Delta Air Lines shareholders were dealt a pleasant surprise when they checked into the market on Tuesday: the carrier’s stock price got a 4% upgrade after quarterly earnings beat expectations.
What does this mean?
Delta’s financial results for late 2019 overshot the runway: revenue was up 6.5% on a year before, while profit flew more than 30% higher. That was partly down to cheaper fuel lowering costs and domestic demand from US flyers hitting an all-time high over the holiday season. But Delta also banked on the sale of its stake in Brazilian airline Gol, recently ditched in favor of an investment in larger competitor Latam.
Delta cemented its status as a high-flyer, too. Revenue from its premium cabins – business and first class – grew 9%, twice as fast as economy-class revenue. There may be some mild turbulence ahead, however: the airline said flying costs could rise by up to 3% this quarter, partly due to higher staff salaries.
Why should I care?
For markets: Boeing, Boeing, gone.
Another contributor to Delta’s quality quarter was the Boeing 737 Max debacle. While Delta doesn’t fly the grounded plane, its competitors do – so when they canceled flights, travelers turned to Delta instead. If and when Boeing’s jets get set to fly again, Delta could lose out. But its loss may be America’s gain: the US treasury secretary warned on Sunday that Boeing’s woes could reduce US economic growth this year by 0.5 percentage points.
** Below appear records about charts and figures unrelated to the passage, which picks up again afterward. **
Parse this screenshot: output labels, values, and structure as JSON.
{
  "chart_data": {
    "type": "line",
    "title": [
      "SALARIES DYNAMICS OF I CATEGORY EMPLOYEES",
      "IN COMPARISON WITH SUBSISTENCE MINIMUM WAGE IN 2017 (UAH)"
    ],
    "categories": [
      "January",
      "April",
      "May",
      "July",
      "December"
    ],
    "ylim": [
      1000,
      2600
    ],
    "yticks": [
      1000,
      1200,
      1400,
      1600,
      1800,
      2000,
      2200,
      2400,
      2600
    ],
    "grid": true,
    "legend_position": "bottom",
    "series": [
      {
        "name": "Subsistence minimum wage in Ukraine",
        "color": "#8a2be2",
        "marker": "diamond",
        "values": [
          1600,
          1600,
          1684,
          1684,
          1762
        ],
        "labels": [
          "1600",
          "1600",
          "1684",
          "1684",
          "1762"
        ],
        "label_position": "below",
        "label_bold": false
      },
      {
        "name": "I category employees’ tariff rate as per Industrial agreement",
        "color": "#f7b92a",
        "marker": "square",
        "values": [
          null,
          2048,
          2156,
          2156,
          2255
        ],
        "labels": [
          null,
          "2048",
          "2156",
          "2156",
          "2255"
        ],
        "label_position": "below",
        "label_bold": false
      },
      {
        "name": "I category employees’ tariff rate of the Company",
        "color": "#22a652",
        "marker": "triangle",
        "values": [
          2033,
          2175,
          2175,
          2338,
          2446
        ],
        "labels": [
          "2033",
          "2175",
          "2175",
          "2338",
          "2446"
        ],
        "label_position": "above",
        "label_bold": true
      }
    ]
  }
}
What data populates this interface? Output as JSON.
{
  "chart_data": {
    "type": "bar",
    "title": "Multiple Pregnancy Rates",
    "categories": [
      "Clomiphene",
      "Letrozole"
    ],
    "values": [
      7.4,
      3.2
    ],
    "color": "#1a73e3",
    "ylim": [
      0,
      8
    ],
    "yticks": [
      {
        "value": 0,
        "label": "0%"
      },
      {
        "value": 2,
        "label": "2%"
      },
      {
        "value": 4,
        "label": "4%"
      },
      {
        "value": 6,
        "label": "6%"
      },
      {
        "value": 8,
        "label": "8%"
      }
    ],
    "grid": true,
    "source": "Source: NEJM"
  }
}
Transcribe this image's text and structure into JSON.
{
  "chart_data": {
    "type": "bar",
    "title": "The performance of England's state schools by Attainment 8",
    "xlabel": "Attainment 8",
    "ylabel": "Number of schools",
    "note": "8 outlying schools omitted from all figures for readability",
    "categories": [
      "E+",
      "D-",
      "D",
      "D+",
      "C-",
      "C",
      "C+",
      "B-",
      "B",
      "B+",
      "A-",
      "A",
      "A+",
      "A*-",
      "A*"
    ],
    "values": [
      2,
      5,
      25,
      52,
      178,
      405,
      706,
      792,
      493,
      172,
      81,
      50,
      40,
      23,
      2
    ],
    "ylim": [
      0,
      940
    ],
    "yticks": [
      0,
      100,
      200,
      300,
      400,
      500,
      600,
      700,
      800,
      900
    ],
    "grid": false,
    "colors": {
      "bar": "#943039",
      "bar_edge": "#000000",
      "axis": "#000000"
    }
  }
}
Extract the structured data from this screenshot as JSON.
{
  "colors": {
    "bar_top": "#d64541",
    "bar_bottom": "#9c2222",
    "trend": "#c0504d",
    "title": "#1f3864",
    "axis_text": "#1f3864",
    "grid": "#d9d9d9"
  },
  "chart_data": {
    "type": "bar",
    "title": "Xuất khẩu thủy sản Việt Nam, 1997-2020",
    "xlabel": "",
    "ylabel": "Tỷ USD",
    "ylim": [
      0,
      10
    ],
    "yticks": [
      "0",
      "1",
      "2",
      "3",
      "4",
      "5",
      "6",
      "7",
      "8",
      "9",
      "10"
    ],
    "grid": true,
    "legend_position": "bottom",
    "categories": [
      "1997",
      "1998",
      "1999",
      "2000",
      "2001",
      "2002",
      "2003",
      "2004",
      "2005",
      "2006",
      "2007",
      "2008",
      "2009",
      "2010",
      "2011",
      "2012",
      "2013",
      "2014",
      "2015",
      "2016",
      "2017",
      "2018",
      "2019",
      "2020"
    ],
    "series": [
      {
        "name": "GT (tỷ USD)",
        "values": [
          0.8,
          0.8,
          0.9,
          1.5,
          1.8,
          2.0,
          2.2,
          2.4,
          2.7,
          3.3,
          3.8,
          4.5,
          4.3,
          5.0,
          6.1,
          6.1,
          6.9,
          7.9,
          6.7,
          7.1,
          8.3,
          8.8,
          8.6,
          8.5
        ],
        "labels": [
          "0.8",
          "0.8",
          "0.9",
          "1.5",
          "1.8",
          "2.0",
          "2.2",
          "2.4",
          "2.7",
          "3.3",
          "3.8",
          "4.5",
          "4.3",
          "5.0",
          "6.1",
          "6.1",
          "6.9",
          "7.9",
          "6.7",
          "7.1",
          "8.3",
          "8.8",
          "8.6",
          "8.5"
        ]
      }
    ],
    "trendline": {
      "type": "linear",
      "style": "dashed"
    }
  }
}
Zooming out: Vertigo or acrophobia?
Air travel is a mercurial industry, and success often lies outside companies’ hands – as the recent mixed fortunes of two European airlines lay bare. Low-cost Irish carrier Ryanair raised its earnings forecast last week, saying bumper Christmas bookings could boost profit by $165 million. UK regional carrier Flybe, however, is flying on empty: a weak pound and Brexit uncertainty have hurt its bookings, forcing it to look to the UK government for a parachute.